Berners-Lee also used NeXTSTEP to develop the world’s first web browser, which he named WorldWideWeb (not to be confused with the aforementioned World Wide Web, the information-sharing system that interacts with the internet). The browser only lasted four years before it was discontinued, but it introduced the world to WYSIWYG (“what you see is what you get”) HTML editing, among other innovations.

And it wasn’t just Berners-Lee who was hard at work inventing things using NeXTSTEP. The popular games Doom and Quake were created on the system, as was the forerunner of the Macromedia FreeHand vector illustration app. Such was the power of NeXTSTEP that it became a popular option for developers and coders in the nascent software world.

An epic legacy

Yet for all its lasting effects, NeXTSTEP never became a massive commercial success. NeXT was never very profitable, and it only ever sold around 50,000 NeXT computers — a tiny drop in the ocean compared to its rivals.

But despite the small sales numbers, NeXTSTEP had an outsized influence on computing.
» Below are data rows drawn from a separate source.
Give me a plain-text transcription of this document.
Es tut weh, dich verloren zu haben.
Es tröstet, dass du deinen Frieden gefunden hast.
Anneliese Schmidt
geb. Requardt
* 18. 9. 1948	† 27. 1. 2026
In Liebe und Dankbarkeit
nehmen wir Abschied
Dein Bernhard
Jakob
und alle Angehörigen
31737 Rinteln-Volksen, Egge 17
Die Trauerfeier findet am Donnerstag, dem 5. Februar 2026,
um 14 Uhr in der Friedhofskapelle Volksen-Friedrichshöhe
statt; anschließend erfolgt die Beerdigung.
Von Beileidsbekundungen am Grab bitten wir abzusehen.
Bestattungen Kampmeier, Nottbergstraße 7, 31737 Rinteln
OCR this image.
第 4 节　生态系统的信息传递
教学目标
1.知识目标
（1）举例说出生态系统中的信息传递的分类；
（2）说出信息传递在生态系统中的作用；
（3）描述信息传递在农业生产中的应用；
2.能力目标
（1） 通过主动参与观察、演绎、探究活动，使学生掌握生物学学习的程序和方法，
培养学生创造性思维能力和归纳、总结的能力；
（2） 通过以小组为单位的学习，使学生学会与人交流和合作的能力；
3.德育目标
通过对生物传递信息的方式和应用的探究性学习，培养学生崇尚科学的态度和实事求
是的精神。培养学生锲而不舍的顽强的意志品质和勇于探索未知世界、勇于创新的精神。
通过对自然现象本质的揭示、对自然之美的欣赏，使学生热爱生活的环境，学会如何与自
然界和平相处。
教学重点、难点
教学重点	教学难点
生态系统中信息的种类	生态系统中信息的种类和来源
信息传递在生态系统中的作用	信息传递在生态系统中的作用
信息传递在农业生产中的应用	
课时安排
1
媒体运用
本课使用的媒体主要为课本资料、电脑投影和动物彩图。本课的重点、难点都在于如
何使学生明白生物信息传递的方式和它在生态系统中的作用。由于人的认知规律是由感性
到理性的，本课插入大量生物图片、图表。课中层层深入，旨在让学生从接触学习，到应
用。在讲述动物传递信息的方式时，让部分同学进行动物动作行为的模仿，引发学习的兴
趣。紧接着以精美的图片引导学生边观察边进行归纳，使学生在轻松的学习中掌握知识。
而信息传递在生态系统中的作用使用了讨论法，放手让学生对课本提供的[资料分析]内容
It was held up as a trendsetter for its many innovations, with other companies quickly moving to copy its ideas in their own systems.

An ailing Apple — deep in crisis and almost bankrupt — formally bought NeXT in 1997 for $429 million, bringing Steve Jobs back on board in the process. It was a move that famously revived Apple’s fortunes and paved the way for it to become a global rockstar of a company, yet this ground-shaking development has often overshadowed the fact that Apple absorbed NeXTSTEP too. The operating system was quickly merged with Apple’s existing software and eventually led to the first launch of Mac OS X, ending active development of NeXT’s operating system.

But its legacy lives on to this day, both in terms of software features that are still in use and the things that it was used to create. Though it remains relatively unknown, there are few operating systems that have impacted the world of computing in quite the same way.